To ensure the dormice are successful, the woodland is carefully managed by Nottinghamshire Wildlife Trust to ensure can provide suitable food and shelter, whilst the animals are introduced via a "soft-release" system. Initially they are housed in cages with adequate food and water before the cage door is opened after a few days. The cage is topped up with supplies allowing the dormice to come and go at will without having to fend for themselves immediately after release. This supports the dormice as they become integrated into the area and gives them the best possible start in their new woodland home.
Hazel Ryan, Wildwood's Head of Conservation said "It's wonderful to be involved once again in this amazing project. We hope that with continued releases and careful habitat management we can help to expand their range and bring hazel dormice back to areas where they once thrived."
 
Information on the Hazel Dormouse
The hazel or common dormouse (Muscardinus avellanarius) is the only native species of dormouse found in Britain. Dormice are a predominantly woodland species, particularly associated with broad-leaved coppice. Dormice are a 'flagship species'; by managing habitat for dormice, a range of other species will benefit. They are also important as 'bio-indicators' as they are particularly sensitive to habitat and population fragmentation. Their presence should indicate that the area can sustain populations of other sensitive species.
Over the last 100 years the hazel dormouse has declined in both numbers and distribution and is thought to have become extinct in about half its former distributional range. Once widespread over most of England and Wales, dormice have disappeared from many northern areas and are now mainly found in the southern counties, especially Kent, Sussex, Devon and Somerset. The total adult population is now thought to number about 45,000, distributed among a variety of widely fragmented sites. Even in optimal habitats, population densities are less than 10 adults per hectare. Although dormice are widely distributed in Wales, individual populations are small, scattered and isolated from each other. 

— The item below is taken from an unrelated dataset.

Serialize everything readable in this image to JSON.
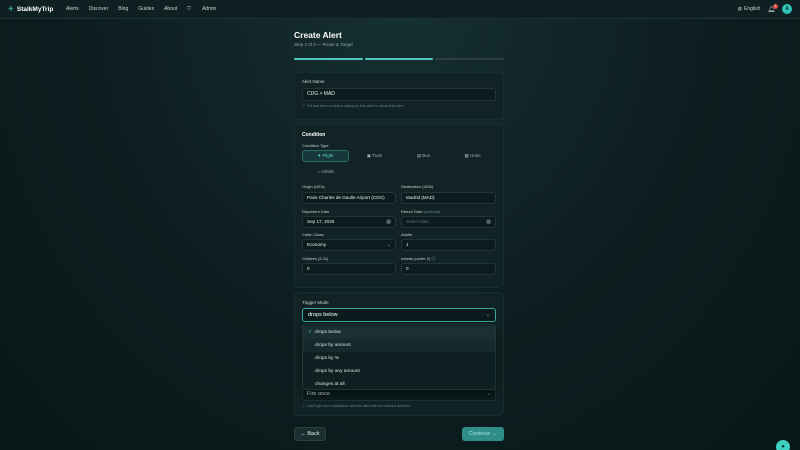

Hazel dormice have often been lost in the past as a result of inappropriate woodland management. They are an arboreal species and rarely descend to ground level apart from during hibernation. Factors associated with their decline include:
  • Loss and fragmentation of ancient woodland, leaving isolated, non-viable populations, where even short distances form barriers to dispersal.
  • Clearance of hedgerows, especially after the Second World War, dramatically reduced the number of habitat corridors that were used by dormice to travel between adjacent areas.
  • A decline in traditional woodland management has led to a lack of coppicing areas or inappropriate coppice which can greatly reduce species numbers. Coppiced areas should create a patchwork mosaic of different ages throughout the wood, with an adequate diversity of woody plant species, predominantly hazel coppice. Coppice in irregular patches is essential, to allow some shrubs to be flowering or fruiting whilst others are maturing. This is essential between April and November, when dormice are awake after hibernation.
  • Damage to the scrub layer and coppice re-growth by large mammals such as deer and livestock, reduces the supply of particular foods necessary to dormice, as well suppressing natural regeneration.
  • Climate change has had numerous effects on dormice, due to their specialised feeding requirements. During warm winters dormice awake from hibernation more often, wasting energy as their body temperature warms, causing an increase in metabolic rate. It is also thought that warmer autumns lead to fruit ripening at an earlier stage, sending dormice into hibernation earlier as their food reserves dwindle. Wetter summers prevent dormice from foraging.
  • Grey squirrels, an introduced species, consume autumn nuts at an earlier stage, leaving none for the dormice.